When he reached her, the gift tore itself from his hand and
landed between her breasts, the folds of silk settling among those of her
nightgown, drawing the slipper closer and closer to her heart. The tassel
slithered over the sheet, gathering it up, wrapping around it and retying
itself into a bow.
Danny stopped.
‘Go on,’ said Emma. ‘What happened then?’
‘Nothing,’ said Danny. ‘The slipper was where it wanted to
be. It was part of her and that was perfect.’
But Emma wanted more and so Danny, who was quite pleased
with that ending, had to describe how the princess unwrapped the slipper, slid
her foot into it, draped the gold tassel and bow around her neck and danced
with the wizard until she fell exhausted onto the bed and the wizard knelt
beside it gazing at her.
‘Then what?’ said Emma.
‘Oh, I don’t know. He turned into a pumpkin,’ said Danny.
They both laughed. Emma switched on the TV and they watched
wannabe contestants being insulted by a panel of judges.
But the images of the glass palace, the folds of satin on
the bed, the silk bow at her throat and the rows of guards watching the dancing
princess persisted and, in response to Emma’s childlike requests for another
story, Danny embroidered on them more and more. The wizard and his Aston Martin
vanished but the princess continued to lie there, her delicate fingers stroking
the silk of her gift and feeling the shape of the glass slipper beneath it.
More gifts piled up around her, crystals and diamonds, bracelets, rings and
jade necklaces, love songs scratched by quills on vellum.
It was a stark contrast with the reality of their dismal
flat and the endless hours she had to spend as receptionist for an offshore
company, repeating hundreds of times a day:
‘Good morning. Anstey Oil. How can I help you?’
‘Good afternoon, Anstey Oil. How can I help you?’

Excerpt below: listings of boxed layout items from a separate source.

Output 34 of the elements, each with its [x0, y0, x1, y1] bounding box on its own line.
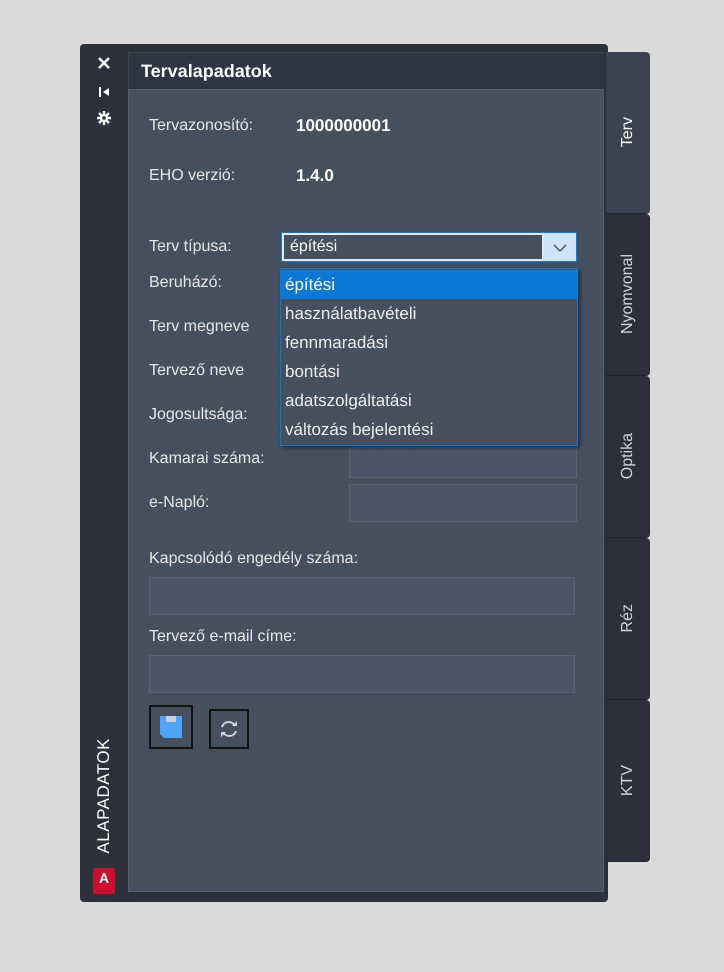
side-tab[interactable]: Réz: [606, 538, 650, 700]
dropdown-option[interactable]: adatszolgáltatási: [281, 386, 577, 415]
field-label: Kamarai száma:: [149, 449, 266, 469]
field-label: Tervező neve: [149, 361, 244, 381]
info-value: 1000000001: [296, 115, 391, 138]
app-logo: A: [93, 868, 115, 894]
field-label: Terv megneve: [149, 317, 250, 337]
dropdown-option[interactable]: használatbavételi: [281, 299, 577, 328]
dropdown-option[interactable]: változás bejelentési: [281, 415, 577, 444]
dropdown-option[interactable]: bontási: [281, 357, 577, 386]
side-tab[interactable]: KTV: [606, 700, 650, 862]
dropdown-option[interactable]: fennmaradási: [281, 328, 577, 357]
side-tab[interactable]: Optika: [606, 376, 650, 538]
info-label: EHO verzió:: [149, 166, 236, 186]
field-label: Tervező e-mail címe:: [149, 627, 298, 647]
field-label: Kapcsolódó engedély száma:: [149, 549, 360, 569]
info-label: Tervazonosító:: [149, 116, 254, 136]
pin-icon[interactable]: [98, 86, 110, 98]
refresh-icon: [218, 718, 240, 740]
save-button[interactable]: [149, 705, 193, 749]
plan-type-combobox[interactable]: építési: [281, 232, 577, 262]
field-label: Terv típusa:: [149, 237, 233, 257]
field-label: Jogosultsága:: [149, 405, 249, 425]
panel-title-bar: Tervalapadatok: [128, 52, 604, 89]
close-icon[interactable]: [97, 56, 111, 70]
refresh-button[interactable]: [209, 709, 249, 749]
info-value: 1.4.0: [296, 165, 334, 188]
side-tab[interactable]: Nyomvonal: [606, 214, 650, 376]
field-label: e-Napló:: [149, 493, 210, 513]
side-tab[interactable]: Terv: [606, 52, 650, 214]
palette-title: ALAPADATOK: [93, 738, 114, 854]
settings-icon[interactable]: [96, 110, 112, 126]
field-label: Beruházó:: [149, 273, 222, 293]
dropdown-option[interactable]: építési: [281, 270, 577, 299]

Her soul was stifled by its dullness and, while Danny’s
words spun her into magical dreams, they never lasted and her need for the
images to endure, to condense into a reality was never satisfied. Her perpetual
question ‘What happened then?’ eventually found Danny’s inventions being
repeated and the beautiful, pampered princess left her silks and satins, the
bow and the glass slipper on the bed as she stalked along the rows of guards
looking for something new.
Through the glass walls of the palace she saw fields
stretching away, dark clumps of trees on hillsides, a cloudless sky, all
inaccessible.
‘So the palace is a prison,’" said Emma, as Danny
became silent.
‘Yes.’
‘Will she escape?’
‘Well, she could, but where would she go?’
‘I don’t know.’
It was the end of the story telling. Danny and Emma only
visited the palace once more. It was a Thursday evening after a damp, driech
day of perpetual telephones. Emma lay back and rested her head in Danny’s lap.
‘Tell me about the glass slipper,’ she said, ‘and the silk
bow and the bed with its satin sheets. Tell me about the princess.’
Danny was silent for a while, his fingers stroking her hair,
which felt coarse under his touch.
‘The princess picked up the slipper,’ he said at last, ‘and
noticed for the first time that it was cracked. A long filament wound around
it, clouding its surfaces. She reached for the tassel to bind it, felt a
stickiness on the material and saw that the bow was frayed, its sheen
disappearing under a dullness that had spread over the silk. She wrapped it
carefully around the slipper and, holding it to her breast, she stood and
looked at the long rows of guards stretching away along the glass walls of the
palace corridors. Wearily, she walked to the end of the row on her left and
stood before the first guard.
‘Good evening. How can I help you?’ she said.
The guard said nothing. The princess moved to the next in
the row.
‘Good evening. How can I help you?’ she asked again.
As Danny quietly described the princess’s progress along the
line, Emma’s eyes glistened.
2 comments:
A lovely story, Bill. How my children would have loved it when I told them bedtime stories.
I used to love that, too, Jean. But even my grandchildren are nearly all too old for it now.